Por essa razão, “a investigação com animais é estritamente regulada” por diretivas europeias e, para cada procedimento em animais – desde uma recolha de sangue a uma cirurgia – são necessárias licenças e aprovações por parte de entidades que avaliam a ética destes processos.

A associação dá o exemplo da maquilhagem, explicando que “desde 2013 é ilegal vender ou importar cosméticos cujos ingredientes ou produto final tenham sido testados em animais”.
Consequências nos animais
O relatório da Comissão Europeia é também transparente em relação às consequências sofridas pelos animais usados em laboratório, esclarecendo que, em 2017, 51 por cento das utilizações foram consideradas “suaves”, 32 por cento “moderadas”, 11 por cento “severas” e seis por cento “sem recuperação”.

Os casos designados “sem recuperação” são aqueles em que os animais foram submetidos a anestesias gerais das quais não recuperaram.

De acordo com o documento, a maioria de utilizações “severas” deveu-se a testes de potência dos medicamentos para controlo de qualidade (em 264 mil dos casos), seguindo-se testes no sistema nervoso (87 mil) e diagnósticos de doenças (81 mil).

Testes no sistema nervoso são, aliás, uns dos mais recorrentes em animais no que diz respeito a “investigações básicas”, seguindo-se testes no sistema imunitário, testes de oncologia e testes de comportamento animal.

Nas “investigações complexas”, que são menos frequentes, as principais áreas estudadas são o cancro humano, perturbações nervosas e mentais, doenças infeciosas em humanos e doenças do campo animal.
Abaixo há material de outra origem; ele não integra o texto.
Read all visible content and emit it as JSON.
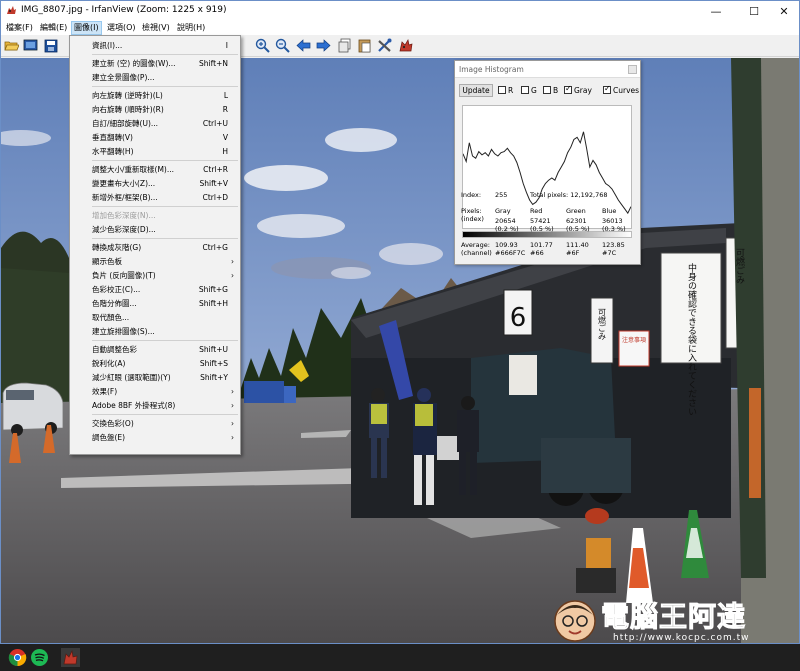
{
  "window": {
    "title": "IMG_8807.jpg - IrfanView (Zoom: 1225 x 919)",
    "minimize_glyph": "—",
    "maximize_glyph": "☐",
    "close_glyph": "✕"
  },
  "menubar": {
    "items": [
      "檔案(F)",
      "編輯(E)",
      "圖像(I)",
      "選項(O)",
      "檢視(V)",
      "說明(H)"
    ],
    "active_index": 2
  },
  "toolbar": {
    "icons": [
      "open-folder-icon",
      "slideshow-icon",
      "save-icon",
      "zoom-in-icon",
      "zoom-out-icon",
      "arrow-left-icon",
      "arrow-right-icon",
      "copy-icon",
      "paste-icon",
      "settings-tools-icon",
      "irfanview-cat-icon"
    ]
  },
  "image_menu": {
    "items": [
      {
        "label": "資訊(I)...",
        "shortcut": "I"
      },
      {
        "sep": true
      },
      {
        "label": "建立新 (空) 的圖像(W)...",
        "shortcut": "Shift+N"
      },
      {
        "label": "建立全景圖像(P)...",
        "shortcut": ""
      },
      {
        "sep": true
      },
      {
        "label": "向左旋轉 (逆時針)(L)",
        "shortcut": "L"
      },
      {
        "label": "向右旋轉 (順時針)(R)",
        "shortcut": "R"
      },
      {
        "label": "自訂/細部旋轉(U)...",
        "shortcut": "Ctrl+U"
      },
      {
        "label": "垂直翻轉(V)",
        "shortcut": "V"
      },
      {
        "label": "水平翻轉(H)",
        "shortcut": "H"
      },
      {
        "sep": true
      },
      {
        "label": "調整大小/重新取樣(M)...",
        "shortcut": "Ctrl+R"
      },
      {
        "label": "變更畫布大小(Z)...",
        "shortcut": "Shift+V"
      },
      {
        "label": "新增外框/框架(B)...",
        "shortcut": "Ctrl+D"
      },
      {
        "sep": true
      },
      {
        "label": "增加色彩深度(N)...",
        "shortcut": "",
        "disabled": true
      },
      {
        "label": "減少色彩深度(D)...",
        "shortcut": ""
      },
      {
        "sep": true
      },
      {
        "label": "轉換成灰階(G)",
        "shortcut": "Ctrl+G"
      },
      {
        "label": "顯示色板",
        "shortcut": "",
        "submenu": true
      },
      {
        "label": "負片 (反向圖像)(T)",
        "shortcut": "",
        "submenu": true
      },
      {
        "label": "色彩校正(C)...",
        "shortcut": "Shift+G"
      },
      {
        "label": "色階分佈圖...",
        "shortcut": "Shift+H"
      },
      {
        "label": "取代顏色...",
        "shortcut": ""
      },
      {
        "label": "建立旋排圖像(S)...",
        "shortcut": ""
      },
      {
        "sep": true
      },
      {
        "label": "自動調整色彩",
        "shortcut": "Shift+U"
      },
      {
        "label": "銳利化(A)",
        "shortcut": "Shift+S"
      },
      {
        "label": "減少紅眼 (選取範圍)(Y)",
        "shortcut": "Shift+Y"
      },
      {
        "label": "效果(F)",
        "shortcut": "",
        "submenu": true
      },
      {
        "label": "Adobe 8BF 外掛程式(8)",
        "shortcut": "",
        "submenu": true
      },
      {
        "sep": true
      },
      {
        "label": "交換色彩(O)",
        "shortcut": "",
        "submenu": true
      },
      {
        "label": "調色盤(E)",
        "shortcut": "",
        "submenu": true
      }
    ],
    "submenu_arrow": "›"
  },
  "histogram": {
    "title": "Image Histogram",
    "update_label": "Update",
    "checkboxes": [
      {
        "label": "R",
        "checked": false
      },
      {
        "label": "G",
        "checked": false
      },
      {
        "label": "B",
        "checked": false
      },
      {
        "label": "Gray",
        "checked": true
      },
      {
        "label": "Curves",
        "checked": true
      }
    ],
    "index_label": "Index:",
    "index_value": "255",
    "total_label": "Total pixels: 12,192,768",
    "pixels_label": "Pixels:",
    "pixels_sub": "(index)",
    "average_label": "Average:",
    "average_sub": "(channel)",
    "channels": [
      {
        "name": "Gray",
        "pixels": "20654",
        "pct": "(0.2 %)",
        "avg": "109.93",
        "hex": "#666F7C"
      },
      {
        "name": "Red",
        "pixels": "57421",
        "pct": "(0.5 %)",
        "avg": "101.77",
        "hex": "#66"
      },
      {
        "name": "Green",
        "pixels": "62301",
        "pct": "(0.5 %)",
        "avg": "111.40",
        "hex": "#6F"
      },
      {
        "name": "Blue",
        "pixels": "36013",
        "pct": "(0.3 %)",
        "avg": "123.85",
        "hex": "#7C"
      }
    ],
    "curve": [
      0.62,
      0.55,
      0.72,
      0.6,
      0.58,
      0.64,
      0.61,
      0.63,
      0.6,
      0.66,
      0.62,
      0.6,
      0.63,
      0.64,
      0.67,
      0.63,
      0.6,
      0.54,
      0.45,
      0.35,
      0.27,
      0.2,
      0.16,
      0.18,
      0.22,
      0.3,
      0.35,
      0.38,
      0.4,
      0.38,
      0.45,
      0.5,
      0.55,
      0.63,
      0.68,
      0.75,
      0.77,
      0.72,
      0.82,
      0.67,
      0.5,
      0.56,
      0.52,
      0.45,
      0.4,
      0.35,
      0.33,
      0.3,
      0.25,
      0.2,
      0.16,
      0.12,
      0.08,
      0.14
    ]
  },
  "scene_signs": {
    "sign_vertical_1": "中身の確認できる袋に入れてください",
    "sign_vertical_2": "可燃ごみ",
    "sign_notice": "注意事項",
    "sign_number": "6",
    "sign_right": "可燃ごみ"
  },
  "watermark": {
    "text": "電腦王阿達",
    "url": "http://www.kocpc.com.tw"
  },
  "taskbar": {
    "icons": [
      "chrome-icon",
      "spotify-icon",
      "irfanview-taskbar-icon"
    ]
  },
  "colors": {
    "menu_highlight": "#cce4f7",
    "titlebar": "#ffffff",
    "taskbar": "#1f1f1f",
    "sky": "#7f98c7"
  }
}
De acordo com a legislação em vigor, os investigadores devem reutilizar ao máximo os animais destinados a testes em laboratório. No entanto, nem sempre tal é possível, e em 2017 apenas dois por cento do total de animais puderam ser reutilizados.
Acordos de Transparência
Em 2018, 16 instituições portuguesas assinaram o Acordo de Transparência sobre a Investigação Animal promovido pela EARA (Associação Europeia de Investigação Animal) com o objetivo de dar a conhecer à sociedade a realidade das experiências com animais de laboratório.

Na altura, o neurocientista Nuno Sousa, uma das caras deste Acordo de Transparência, explicou à RTP que o público tem o “direito de saber o que as instituições fazem” e que estas têm o “dever” de transmitir essas informações com toda a clareza.



Desde a assinatura, Portugal tem vindo a trabalhar para ser mais aberto em relação a este tema. “O setor biomédico português confirmou o seu compromisso para com a abertura quando 16 instituições assinaram o Acordo de Transparência que pretende uma comunicação mais aberta sobre como os animais são usados nas investigações”, explica a EARA.

Para já, existem acordos de transparência no Reino Unido, Espanha, Portugal e Bélgica. A Suíça deverá assinar um acordo ainda este ano, e Itália e França poderão ser os países seguintes na lista.